Shepp musters his signature skronk on tenor during “Touareg,” but enlists venerable bop drummer Philly Joe Jones to ride shotgun via some African polyrhythms. This sweeping program is anchored by the riveting title track, which mixes a foreboding, lethargic pace akin to “Strange Fruit,” with the boldface underline of Lee’s sassy forays into matters of gender, race, sexual politics and the second coming of Marcus Garvey. With a dusky-toned gravitas reminiscent of Nina Simone and Abbey Lincoln, she is anything but blasé.
August 17
Alan Silva and His Celestial Communication Orchestra - Luna Surface
This competes with Burrell’s Echo for the wildest and wooliest BYG session of the week. The 41-minute track that encompasses the entire disc, “From the Luna Surface,” is a forerunner of Silva’s stupendous, three hour Seasons, recorded via French public radio the following year. Silva says the strategy here is keyed off of Coltrane’s “Ascension” in terms of collective improvisation, except that “the solo is not an element in the piece: we are all going to play all the time.”

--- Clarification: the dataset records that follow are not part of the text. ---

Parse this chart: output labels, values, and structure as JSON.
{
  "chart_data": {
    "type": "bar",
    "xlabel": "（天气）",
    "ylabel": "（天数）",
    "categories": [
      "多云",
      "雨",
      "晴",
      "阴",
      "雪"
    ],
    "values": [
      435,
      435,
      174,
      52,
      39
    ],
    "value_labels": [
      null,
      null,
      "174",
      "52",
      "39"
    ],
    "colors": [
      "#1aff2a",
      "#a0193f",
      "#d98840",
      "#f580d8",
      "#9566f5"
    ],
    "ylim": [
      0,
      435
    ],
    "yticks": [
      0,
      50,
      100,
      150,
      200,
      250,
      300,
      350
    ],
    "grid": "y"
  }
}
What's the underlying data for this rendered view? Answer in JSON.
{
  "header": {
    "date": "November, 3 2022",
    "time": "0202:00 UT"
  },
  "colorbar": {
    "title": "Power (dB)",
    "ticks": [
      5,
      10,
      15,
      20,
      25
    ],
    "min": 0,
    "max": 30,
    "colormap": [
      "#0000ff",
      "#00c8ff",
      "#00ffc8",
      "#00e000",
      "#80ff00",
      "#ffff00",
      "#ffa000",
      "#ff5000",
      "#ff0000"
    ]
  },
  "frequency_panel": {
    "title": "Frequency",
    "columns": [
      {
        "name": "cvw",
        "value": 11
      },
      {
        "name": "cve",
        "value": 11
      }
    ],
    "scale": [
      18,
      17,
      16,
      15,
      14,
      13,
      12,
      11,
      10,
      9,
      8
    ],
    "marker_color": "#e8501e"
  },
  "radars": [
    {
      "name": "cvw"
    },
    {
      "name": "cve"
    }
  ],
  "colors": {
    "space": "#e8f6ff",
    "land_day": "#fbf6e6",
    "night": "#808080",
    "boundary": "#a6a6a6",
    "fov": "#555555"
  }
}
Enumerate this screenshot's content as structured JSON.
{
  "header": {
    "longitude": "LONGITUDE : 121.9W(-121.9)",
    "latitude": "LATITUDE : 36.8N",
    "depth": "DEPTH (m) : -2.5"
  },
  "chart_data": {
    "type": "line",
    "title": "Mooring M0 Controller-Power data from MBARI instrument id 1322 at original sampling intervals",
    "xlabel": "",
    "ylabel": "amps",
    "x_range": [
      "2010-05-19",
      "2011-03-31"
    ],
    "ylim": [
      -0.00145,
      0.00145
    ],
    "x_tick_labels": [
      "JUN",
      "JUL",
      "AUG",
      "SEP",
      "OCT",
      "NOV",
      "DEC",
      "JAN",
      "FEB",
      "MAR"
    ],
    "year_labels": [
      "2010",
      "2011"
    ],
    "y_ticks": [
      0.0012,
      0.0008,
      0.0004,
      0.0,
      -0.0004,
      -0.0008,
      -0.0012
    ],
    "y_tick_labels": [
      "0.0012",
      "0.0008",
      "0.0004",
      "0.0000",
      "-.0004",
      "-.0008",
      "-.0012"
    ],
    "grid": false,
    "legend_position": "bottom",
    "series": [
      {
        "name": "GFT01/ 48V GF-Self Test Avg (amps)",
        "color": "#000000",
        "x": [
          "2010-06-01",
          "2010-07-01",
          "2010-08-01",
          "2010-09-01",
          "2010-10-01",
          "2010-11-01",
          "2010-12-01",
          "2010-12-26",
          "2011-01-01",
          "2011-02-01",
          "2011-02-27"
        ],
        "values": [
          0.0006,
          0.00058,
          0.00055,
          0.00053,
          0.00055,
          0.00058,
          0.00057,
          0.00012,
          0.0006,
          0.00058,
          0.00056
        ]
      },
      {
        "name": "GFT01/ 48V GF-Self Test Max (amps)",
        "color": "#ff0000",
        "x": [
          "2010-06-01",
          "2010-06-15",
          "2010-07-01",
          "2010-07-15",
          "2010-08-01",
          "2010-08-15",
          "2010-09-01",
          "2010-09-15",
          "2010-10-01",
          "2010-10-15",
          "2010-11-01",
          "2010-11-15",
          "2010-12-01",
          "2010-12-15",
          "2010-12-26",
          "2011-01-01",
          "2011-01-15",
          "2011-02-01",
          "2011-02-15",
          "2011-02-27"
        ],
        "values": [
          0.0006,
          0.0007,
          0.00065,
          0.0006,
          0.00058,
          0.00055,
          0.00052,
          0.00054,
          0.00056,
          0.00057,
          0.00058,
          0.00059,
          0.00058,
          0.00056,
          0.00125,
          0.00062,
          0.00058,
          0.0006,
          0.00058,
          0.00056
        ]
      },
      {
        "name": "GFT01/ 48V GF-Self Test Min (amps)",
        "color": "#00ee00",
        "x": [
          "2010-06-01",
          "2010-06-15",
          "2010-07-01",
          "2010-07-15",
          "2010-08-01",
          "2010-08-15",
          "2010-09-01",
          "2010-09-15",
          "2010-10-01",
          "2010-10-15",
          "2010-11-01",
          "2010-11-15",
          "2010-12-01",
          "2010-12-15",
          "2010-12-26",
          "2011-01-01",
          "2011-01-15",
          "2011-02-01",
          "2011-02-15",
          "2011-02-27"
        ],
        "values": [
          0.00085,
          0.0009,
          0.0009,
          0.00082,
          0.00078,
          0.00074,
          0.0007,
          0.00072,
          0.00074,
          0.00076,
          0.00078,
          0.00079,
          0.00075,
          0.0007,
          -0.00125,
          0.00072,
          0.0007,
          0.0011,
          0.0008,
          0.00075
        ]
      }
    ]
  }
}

The 11 pieces include such big-name late-comers to the week’s sessions as Anthony Braxton on alto and Leroy Jenkins on violin, the latter being just one of multiple stringed instruments that were bowing furiously as the heaving spine of the ensemble. Shepp is on soprano, Moncur on trombone, Silva doubles between bass and violin, and Claude Delcloo is on drums. It is a dizzying whirlwind that invites multiple ways to listen – sort the innards or ride the waves. As with all dozen records in this phenomenal week, it is brave, individualistic and made with the optimistic confidence that anything is possible.